Prediabetes: the calm before the storm

Kettering Health Network is a faith-based, not-for-profit healthcare system. The network has eight hospitals: Grandview, Kettering, Sycamore, Southview, Greene Memorial, Fort Hamilton, Kettering Behavioral Health and Soin.

Meteorologists can inform us of impending weather. Doctors often do the same with our health, telling us when we’re at risk for a serious disease.

One example of a condition your doctor can often detect is diabetes and prediabetes. There are different types of diabetes. It can strike in one of three ways.

Type 1 diabetes

Previously called juvenile-onset diabetes, type 1 usually begins in children or young adulthood. It occurs when the pancreas doesn’t make enough insulin — or makes no insulin at all. That’s why people with type 1 need to regularly take insulin, often through daily injections. Only about five percent of adults diagnosed with diabetes have type 1.

Type 2 diabetes

This is the most common type of diabetes. About 90 to 95 percent of adults diagnosed with diabetes have type 2. It was once called adult-onset diabetes, but it’s increasingly being found in children. “Type 2 occurs when the pancreas doesn’t make enough insulin or doesn’t use it properly,” says Baker Machhadieh, MD, an endocrinologist with Joslin Diabetes Center at the Hamilton Health Center in Hamilton. “Genetics, diet and inactivity are all probable causes. Medicines and sometimes insulin are needed to treat it.”

Gestational diabetes

Some women who have never had diabetes develop it during pregnancy. Gestational diabetes usually resolves once the baby is born. However, it increases the mother’s risk for future type 2 diabetes—as well as the baby’s risk if the mother isn’t treated.

Prediabetes

If you’ve been diagnosed with prediabetes, it means you have a blood glucose (sugar) level that is creeping toward a very unsafe level. “Your level isn’t high enough to be diagnosed with type 2 diabetes, but it is abnormally high,” says Yassin Mustafa, MD, an endocrinologist with Joslin Diabetes Center at Southview Medical Center in Centerville. “Prediabetes is a warning sign that shouts, ‘Pay attention! Danger ahead!’ That’s because your risk of developing diabetes is increased with prediabetes. Once you’ve been diagnosed with diabetes, it doesn’t go away.”

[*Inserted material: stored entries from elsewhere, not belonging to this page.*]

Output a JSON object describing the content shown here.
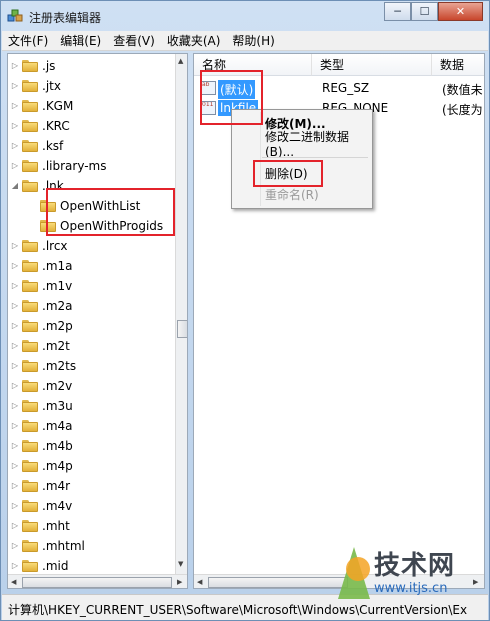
{
  "window": {
    "title": "注册表编辑器",
    "minimize": "─",
    "maximize": "☐",
    "close": "✕"
  },
  "menu": [
    "文件(F)",
    "编辑(E)",
    "查看(V)",
    "收藏夹(A)",
    "帮助(H)"
  ],
  "tree": {
    "items": [
      {
        "label": ".js",
        "expanded": false
      },
      {
        "label": ".jtx",
        "expanded": false
      },
      {
        "label": ".KGM",
        "expanded": false
      },
      {
        "label": ".KRC",
        "expanded": false
      },
      {
        "label": ".ksf",
        "expanded": false
      },
      {
        "label": ".library-ms",
        "expanded": false
      },
      {
        "label": ".lnk",
        "expanded": true
      },
      {
        "label": "OpenWithList",
        "child": true
      },
      {
        "label": "OpenWithProgids",
        "child": true
      },
      {
        "label": ".lrcx",
        "expanded": false
      },
      {
        "label": ".m1a",
        "expanded": false
      },
      {
        "label": ".m1v",
        "expanded": false
      },
      {
        "label": ".m2a",
        "expanded": false
      },
      {
        "label": ".m2p",
        "expanded": false
      },
      {
        "label": ".m2t",
        "expanded": false
      },
      {
        "label": ".m2ts",
        "expanded": false
      },
      {
        "label": ".m2v",
        "expanded": false
      },
      {
        "label": ".m3u",
        "expanded": false
      },
      {
        "label": ".m4a",
        "expanded": false
      },
      {
        "label": ".m4b",
        "expanded": false
      },
      {
        "label": ".m4p",
        "expanded": false
      },
      {
        "label": ".m4r",
        "expanded": false
      },
      {
        "label": ".m4v",
        "expanded": false
      },
      {
        "label": ".mht",
        "expanded": false
      },
      {
        "label": ".mhtml",
        "expanded": false
      },
      {
        "label": ".mid",
        "expanded": false
      }
    ]
  },
  "list": {
    "columns": [
      "名称",
      "类型",
      "数据"
    ],
    "rows": [
      {
        "name": "(默认)",
        "type": "REG_SZ",
        "data": "(数值未",
        "icon": "ab"
      },
      {
        "name": "lnkfile",
        "type": "REG_NONE",
        "data": "(长度为",
        "icon": "011"
      }
    ]
  },
  "context_menu": {
    "items": [
      "修改(M)...",
      "修改二进制数据(B)...",
      "删除(D)",
      "重命名(R)"
    ]
  },
  "status": {
    "path": "计算机\\HKEY_CURRENT_USER\\Software\\Microsoft\\Windows\\CurrentVersion\\Ex"
  },
  "watermark": {
    "title": "技术网",
    "url": "www.itjs.cn"
  },
  "colors": {
    "highlight": "#e3232b",
    "selection": "#3399ff"
  }
}
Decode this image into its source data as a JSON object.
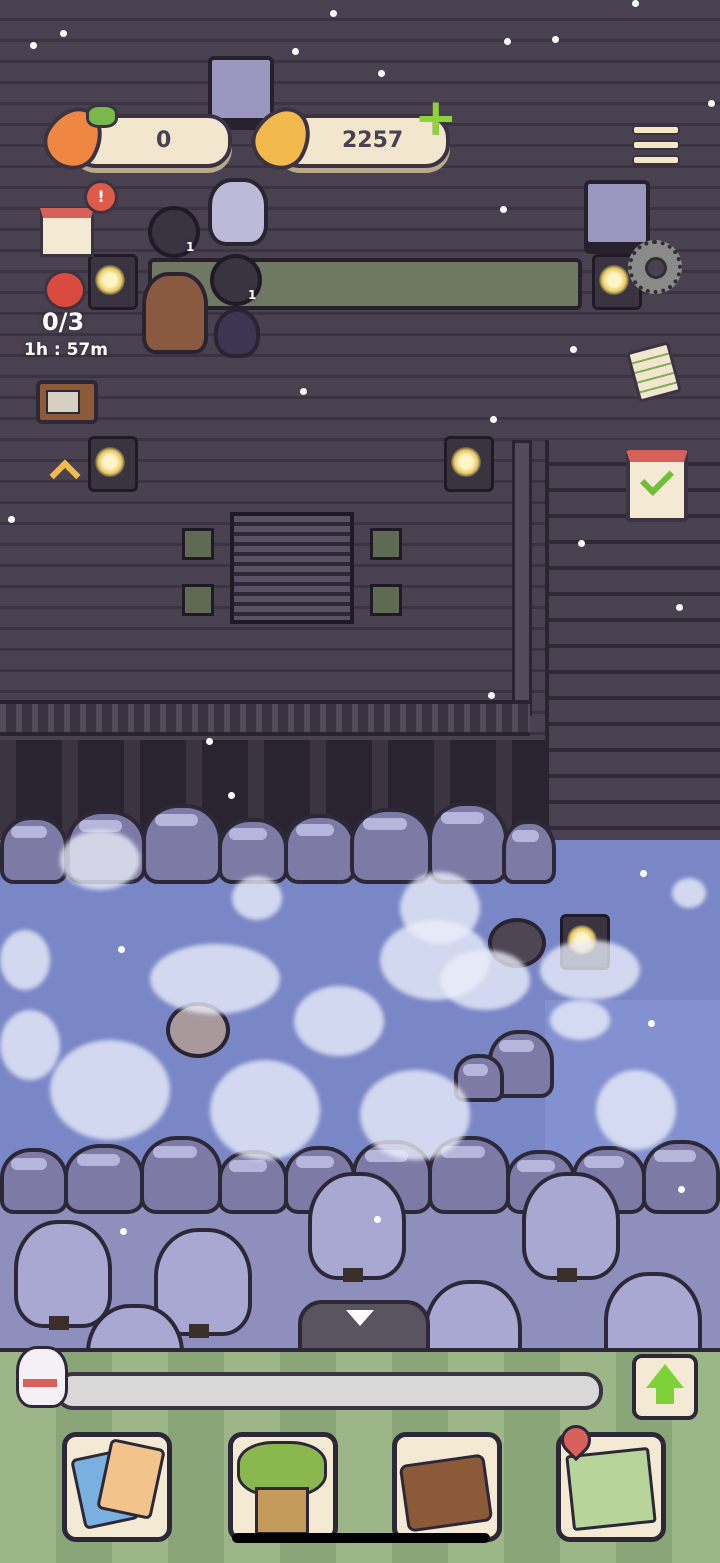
{
  "hud": {
    "carrots": "0",
    "golden_carrots": "2257",
    "plus_label": "+",
    "visitor_count": "0/3",
    "visitor_timer": "1h : 57m",
    "alert": "!",
    "order_badge_1": "1",
    "order_badge_2": "1"
  },
  "icons": {
    "carrot": "carrot-icon",
    "golden_carrot": "golden-carrot-icon",
    "add": "plus-icon",
    "menu": "hamburger-menu-icon",
    "settings": "gear-icon",
    "checklist": "notepad-icon",
    "calendar": "calendar-check-icon",
    "tv": "tv-icon",
    "up": "chevron-up-icon",
    "arrow_up_green": "upgrade-arrow-icon",
    "down": "triangle-down-icon"
  },
  "nav": {
    "items": [
      {
        "id": "cards",
        "icon": "cards-icon"
      },
      {
        "id": "house",
        "icon": "tree-house-icon"
      },
      {
        "id": "suitcase",
        "icon": "suitcase-icon"
      },
      {
        "id": "map",
        "icon": "map-icon"
      }
    ]
  },
  "colors": {
    "wood": "#4a4150",
    "water": "#7a87c7",
    "ground": "#8f8fbe",
    "bar_green": "#9db688",
    "accent_green": "#8fd23a"
  }
}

If you act now, you can slow your progression toward diabetes. You may even be able to prevent it altogether.

Take a safer route

By taking positive steps now to control prediabetes, you can put yourself on the path to better health.

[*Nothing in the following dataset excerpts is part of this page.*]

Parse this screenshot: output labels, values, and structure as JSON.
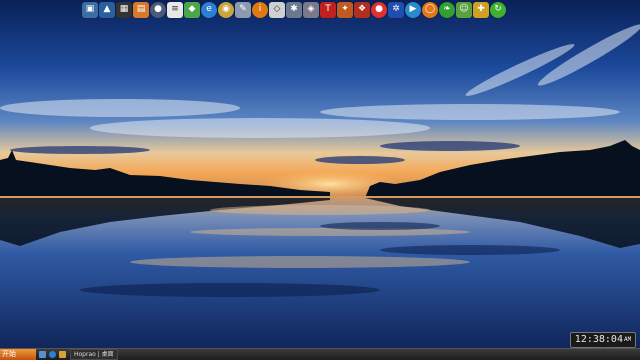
{
  "dock": {
    "items": [
      {
        "name": "network-icon",
        "glyph": "▣",
        "bg": "#3a6ea5"
      },
      {
        "name": "photo-viewer-icon",
        "glyph": "▲",
        "bg": "#2b5fa0"
      },
      {
        "name": "media-player-icon",
        "glyph": "▦",
        "bg": "#333333"
      },
      {
        "name": "file-manager-icon",
        "glyph": "▤",
        "bg": "#d8782a"
      },
      {
        "name": "control-panel-icon",
        "glyph": "●",
        "bg": "#4a5a7a"
      },
      {
        "name": "notepad-icon",
        "glyph": "≡",
        "bg": "#e8e8e8"
      },
      {
        "name": "green-shield-icon",
        "glyph": "◆",
        "bg": "#4aa84a"
      },
      {
        "name": "browser-icon",
        "glyph": "e",
        "bg": "#2d7fd3"
      },
      {
        "name": "disc-icon",
        "glyph": "◉",
        "bg": "#c8a63a"
      },
      {
        "name": "tool-icon",
        "glyph": "✎",
        "bg": "#8a9ab0"
      },
      {
        "name": "info-icon",
        "glyph": "i",
        "bg": "#e07a10"
      },
      {
        "name": "clipboard-icon",
        "glyph": "◇",
        "bg": "#d0d0d0"
      },
      {
        "name": "settings-icon",
        "glyph": "✱",
        "bg": "#6a7890"
      },
      {
        "name": "layers-icon",
        "glyph": "◈",
        "bg": "#7a7a8a"
      },
      {
        "name": "text-tool-icon",
        "glyph": "T",
        "bg": "#c02020"
      },
      {
        "name": "compass-icon",
        "glyph": "✦",
        "bg": "#c05a20"
      },
      {
        "name": "fox-icon",
        "glyph": "❖",
        "bg": "#b03020"
      },
      {
        "name": "record-icon",
        "glyph": "●",
        "bg": "#e03030"
      },
      {
        "name": "bluetooth-icon",
        "glyph": "✲",
        "bg": "#1e4fb0"
      },
      {
        "name": "play-icon",
        "glyph": "▶",
        "bg": "#2a8ad0"
      },
      {
        "name": "basketball-icon",
        "glyph": "◯",
        "bg": "#e07818"
      },
      {
        "name": "leaf-icon",
        "glyph": "❧",
        "bg": "#30a030"
      },
      {
        "name": "users-icon",
        "glyph": "☺",
        "bg": "#58a040"
      },
      {
        "name": "game-icon",
        "glyph": "✚",
        "bg": "#d0a020"
      },
      {
        "name": "refresh-icon",
        "glyph": "↻",
        "bg": "#40b030"
      }
    ]
  },
  "clock": {
    "time": "12:38:04",
    "ampm": "AM"
  },
  "watermark": "#769042",
  "taskbar": {
    "start_label": "开始",
    "task_label": "Hoprao | 桌面"
  },
  "colors": {
    "sky_top": "#0b2560",
    "sky_mid": "#3f6fb8",
    "horizon": "#f2b36a",
    "water": "#1b3d86"
  }
}
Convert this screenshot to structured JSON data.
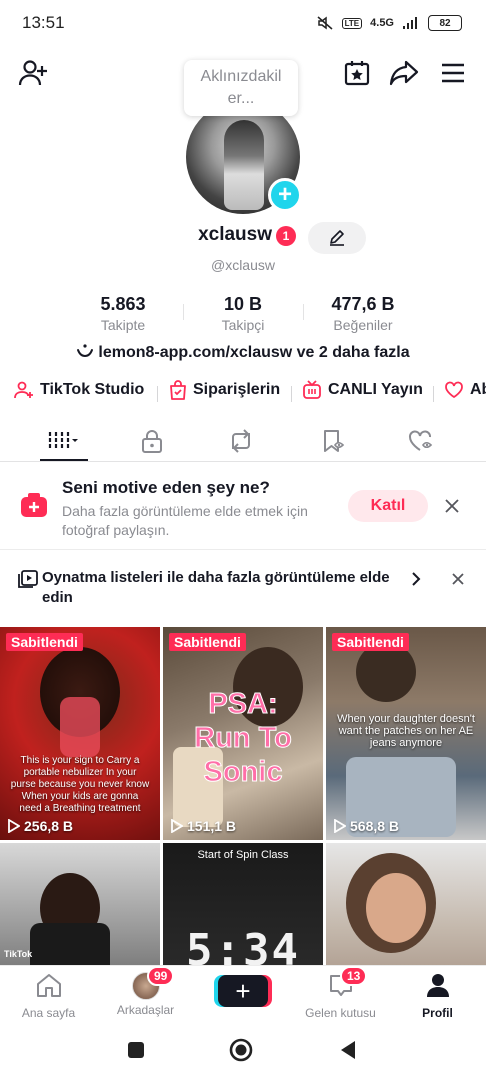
{
  "status_bar": {
    "time": "13:51",
    "network": "4.5G",
    "lte": "LTE",
    "battery": "82"
  },
  "tooltip": {
    "text": "Aklınızdakil er..."
  },
  "profile": {
    "username": "xclausw",
    "notification_count": "1",
    "handle": "@xclausw",
    "bio_link": "lemon8-app.com/xclausw ve 2 daha fazla"
  },
  "stats": [
    {
      "value": "5.863",
      "label": "Takipte"
    },
    {
      "value": "10 B",
      "label": "Takipçi"
    },
    {
      "value": "477,6 B",
      "label": "Beğeniler"
    }
  ],
  "shortcuts": [
    {
      "label": "TikTok Studio",
      "icon": "person-plus-icon"
    },
    {
      "label": "Siparişlerin",
      "icon": "shopping-bag-icon"
    },
    {
      "label": "CANLI Yayın",
      "icon": "live-tv-icon"
    },
    {
      "label": "Ab",
      "icon": "hearts-icon"
    }
  ],
  "tabs": [
    {
      "icon": "grid-icon",
      "active": true
    },
    {
      "icon": "lock-icon"
    },
    {
      "icon": "repost-icon"
    },
    {
      "icon": "saved-icon"
    },
    {
      "icon": "liked-icon"
    }
  ],
  "prompt_motivate": {
    "title": "Seni motive eden şey ne?",
    "subtitle": "Daha fazla görüntüleme elde etmek için fotoğraf paylaşın.",
    "button": "Katıl"
  },
  "prompt_playlist": {
    "text": "Oynatma listeleri ile daha fazla görüntüleme elde edin"
  },
  "videos": [
    {
      "pinned": "Sabitlendi",
      "views": "256,8 B",
      "caption": "This is your sign to Carry a portable nebulizer In your purse because you never know When your kids are gonna need a Breathing treatment"
    },
    {
      "pinned": "Sabitlendi",
      "views": "151,1 B",
      "caption": "PSA: Run To Sonic"
    },
    {
      "pinned": "Sabitlendi",
      "views": "568,8 B",
      "caption": "When your daughter doesn't want the patches on her AE jeans anymore"
    },
    {
      "watermark": "TikTok"
    },
    {
      "caption": "Start of Spin Class",
      "timer": "5:34"
    },
    {}
  ],
  "bottom_nav": [
    {
      "label": "Ana sayfa",
      "icon": "home-icon"
    },
    {
      "label": "Arkadaşlar",
      "icon": "friends-avatar",
      "badge": "99"
    },
    {
      "label": "",
      "icon": "create-icon"
    },
    {
      "label": "Gelen kutusu",
      "icon": "inbox-icon",
      "badge": "13"
    },
    {
      "label": "Profil",
      "icon": "profile-icon",
      "active": true
    }
  ],
  "colors": {
    "accent": "#fe2c55",
    "cyan": "#20d5ec",
    "text": "#161823",
    "muted": "#8a8b91"
  }
}
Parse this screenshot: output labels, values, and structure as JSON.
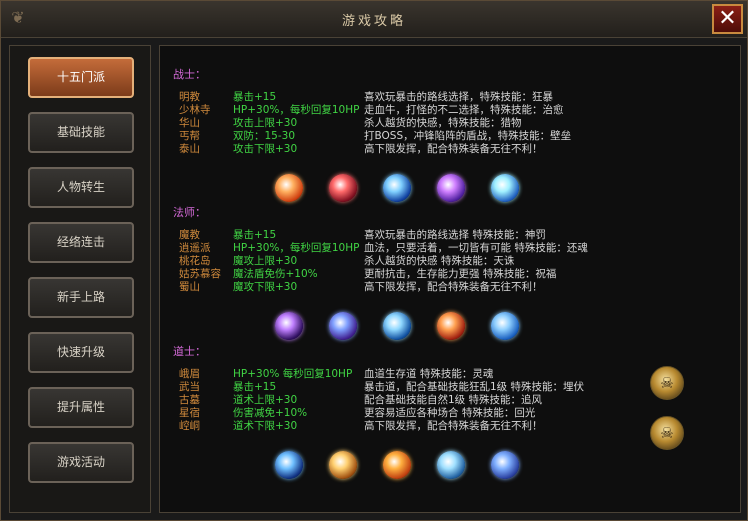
{
  "window": {
    "title": "游戏攻略",
    "close_label": "✕"
  },
  "sidebar": {
    "items": [
      {
        "label": "十五门派",
        "active": true
      },
      {
        "label": "基础技能"
      },
      {
        "label": "人物转生"
      },
      {
        "label": "经络连击"
      },
      {
        "label": "新手上路"
      },
      {
        "label": "快速升级"
      },
      {
        "label": "提升属性"
      },
      {
        "label": "游戏活动"
      }
    ]
  },
  "sections": [
    {
      "title": "战士：",
      "rows": [
        {
          "name": "明教",
          "stat": "暴击+15",
          "desc": "喜欢玩暴击的路线选择，特殊技能：狂暴"
        },
        {
          "name": "少林寺",
          "stat": "HP+30%，每秒回复10HP",
          "desc": "走血牛，打怪的不二选择，特殊技能：治愈"
        },
        {
          "name": "华山",
          "stat": "攻击上限+30",
          "desc": "杀人越货的快感，特殊技能：猎物"
        },
        {
          "name": "丐帮",
          "stat": "双防：15-30",
          "desc": "打BOSS，冲锋陷阵的盾战，特殊技能：壁垒"
        },
        {
          "name": "泰山",
          "stat": "攻击下限+30",
          "desc": "高下限发挥，配合特殊装备无往不利！"
        }
      ],
      "skills": [
        "fire-claw-skill-icon",
        "red-slash-skill-icon",
        "blue-burst-skill-icon",
        "purple-armor-skill-icon",
        "ice-sword-skill-icon"
      ]
    },
    {
      "title": "法师：",
      "rows": [
        {
          "name": "魔教",
          "stat": "暴击+15",
          "desc": "喜欢玩暴击的路线选择  特殊技能：神罚"
        },
        {
          "name": "逍遥派",
          "stat": "HP+30%，每秒回复10HP",
          "desc": "血法，只要活着，一切皆有可能  特殊技能：还魂"
        },
        {
          "name": "桃花岛",
          "stat": "魔攻上限+30",
          "desc": "杀人越货的快感    特殊技能：天诛"
        },
        {
          "name": "姑苏慕容",
          "stat": "魔法盾免伤+10%",
          "desc": "更耐抗击，生存能力更强    特殊技能：祝福"
        },
        {
          "name": "蜀山",
          "stat": "魔攻下限+30",
          "desc": "高下限发挥，配合特殊装备无往不利！"
        }
      ],
      "skills": [
        "purple-lightning-skill-icon",
        "blue-purple-orb-skill-icon",
        "blue-blast-skill-icon",
        "fire-wing-skill-icon",
        "blue-comet-skill-icon"
      ]
    },
    {
      "title": "道士：",
      "rows": [
        {
          "name": "峨眉",
          "stat": "HP+30% 每秒回复10HP",
          "desc": "血道生存道  特殊技能：灵魂"
        },
        {
          "name": "武当",
          "stat": "暴击+15",
          "desc": "暴击道，配合基础技能狂乱1级  特殊技能：埋伏"
        },
        {
          "name": "古墓",
          "stat": "道术上限+30",
          "desc": "配合基础技能自然1级  特殊技能：追风"
        },
        {
          "name": "星宿",
          "stat": "伤害减免+10%",
          "desc": "更容易适应各种场合    特殊技能：回光"
        },
        {
          "name": "崆峒",
          "stat": "道术下限+30",
          "desc": "高下限发挥，配合特殊装备无往不利！"
        }
      ],
      "skills": [
        "blue-vortex-skill-icon",
        "golden-figure-skill-icon",
        "fire-runner-skill-icon",
        "blue-splash-skill-icon",
        "blue-cloud-skill-icon"
      ],
      "side_orbs": [
        "golden-skeleton-icon",
        "golden-skeleton-icon"
      ]
    }
  ]
}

To cut your risk of developing type 2 diabetes by 58 percent:

• Lose seven percent of your body weight, which is about 15 pounds if you weigh 200 pounds.

• Exercise moderately — take a brisk walk, for example — for 30 minutes a day, five days a week.

Know your numbers

You can’t always count on symptoms—prediabetes and diabetes usually have none at first. Ask your doctor about simple blood tests that can reveal if your glucose levels are within normal limits.